Gotas d'Água Sobre Pedras Escaldantes,
de François Ozon


Gouttes d'Eau sur Pierres Brûlantes
, França, 1999

O cinema de François Ozon, se pensarmos em Sitcom e nesse Gotas d'Água..., utiliza o excesso e a caricatura para nos falar de uma realidade bem real, a do convívio social. E qual não é o nosso espanto quando sabemos que Gotas d'Água sobre Pedras Escaldantes é uma peça de Rainer Werner Fassbinder, mago do cinema dos sentimentos mas cujo excesso é sempre pontuado de uma lentidão apta a nos distanciar de seus personagens, num lado, para aproximar em outro, o do pathos. Em Ozon, o maior risco de uma transposição seria a ausência dessa lentidão e o padrão mais caricatural de sua assinatura. E assim é, de certa forma. Para se apoderar de Gotas d'Água, é preciso que se esqueça por 90 minutos do cinema de Fassbinder, porque o filme não agüentaria a comparação; contudo, se nos fixarmos em tudo aquilo que Ozon realiza em cima do dramaturgo e cineasta alemão, o filme mostra-se um notável exercício de readaptação de um mundo muito particular.

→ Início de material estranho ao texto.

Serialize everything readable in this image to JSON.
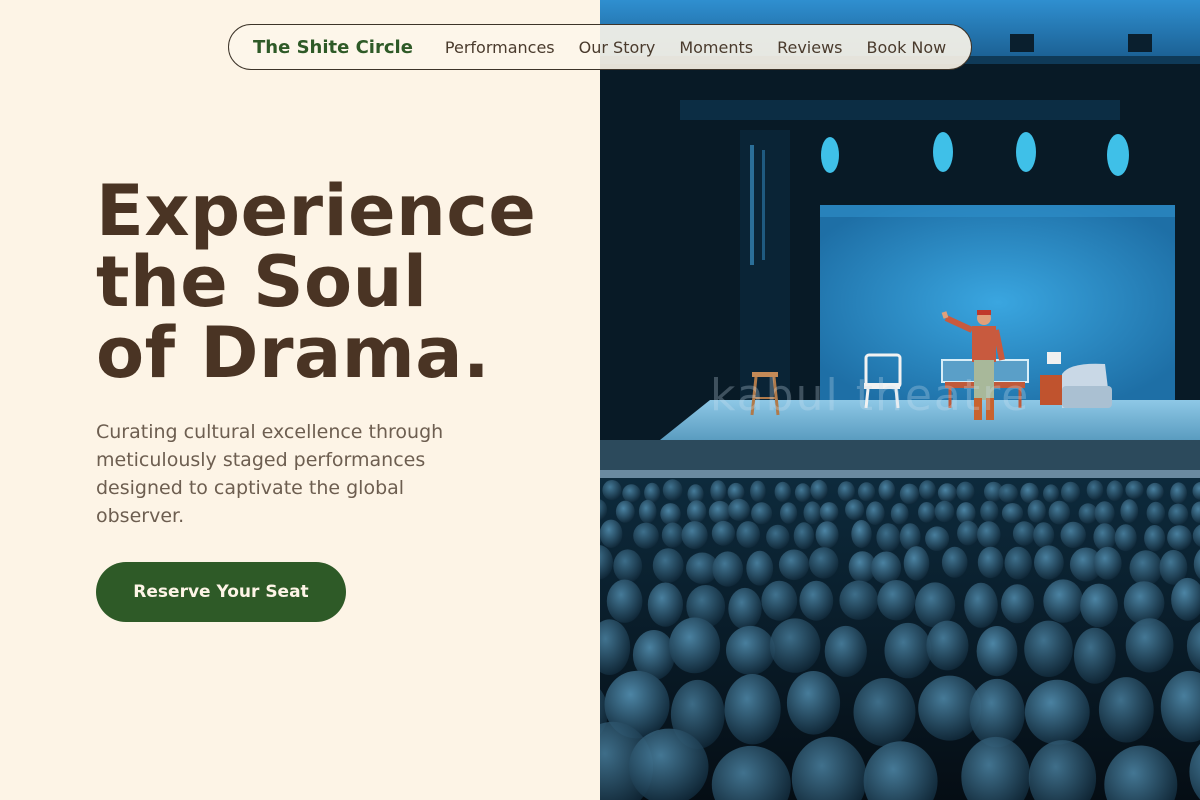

Gotas d'Água sobre Pedras Escaldantes abre com uma conversa entre um jovem, Franz, e Leopold, um senhor de cinqüenta anos, na qual este último convence o jovem a deixar sua noiva e viver maritalmente com ele. O filme retém a separação em atos da peça e, ao fim de cada ato, um homem de roupão prepara-se para penetrar a presa que está em sua cama. Presa é a palavra certa, pois o amor aqui é tratado realmente como uma relação de dominação entre animais, como um universo particular onde não existe racionalidade e tampouco juízo comum. Tudo é tornado mais claro com a chegada das duas ex de cada um: a ex-noiva de Franz e a ex-amante de Leopold, um travesti que fez troca de sexo (interpretada pela grande Anna Thomson): tudo passa a circular em torno do falo central de Leopold como o elemento de controle das quatro pessoas em torno daquele mundo do poder.

É realmente de um mapa do poder sexual que nos falam Ozon e Fassbinder por sua boca. A peça, escrita aos 19 anos do diretor alemão e jamais dirigida ou encenada por ele, deixa bem claro o que realiza: um impiedoso testemunho do amor como jogo de um poder qualquer, como um tabuleiro de peças marcadas e do qual não se tem saída, a não ser pela morte. Sob esse aspecto, o último plano do filme é fundamental, e não é sem lembrar o melhor Beckett: depois de uma morte, a personagem de Anna Thomson tenta abrir uma janela (o filme é passado inteiramente no apartamento de Leopold, sem sequer uma cena externa) em vão, pois ela jmais abrirá. Gotas d'Água sobre Pedras Escaldantes é esquemático, diagramático e impiedoso; faz do amor não o terreno da felicidade romântica, mas antes o do desespero da prisão, sem chances de redenção ou de um tempo melhor a vir. Ozon domina esse aspecto e ri sarcasticamente disso; mas esse riso, entretanto, não é feliz. E nisso reside toda a força desse filme.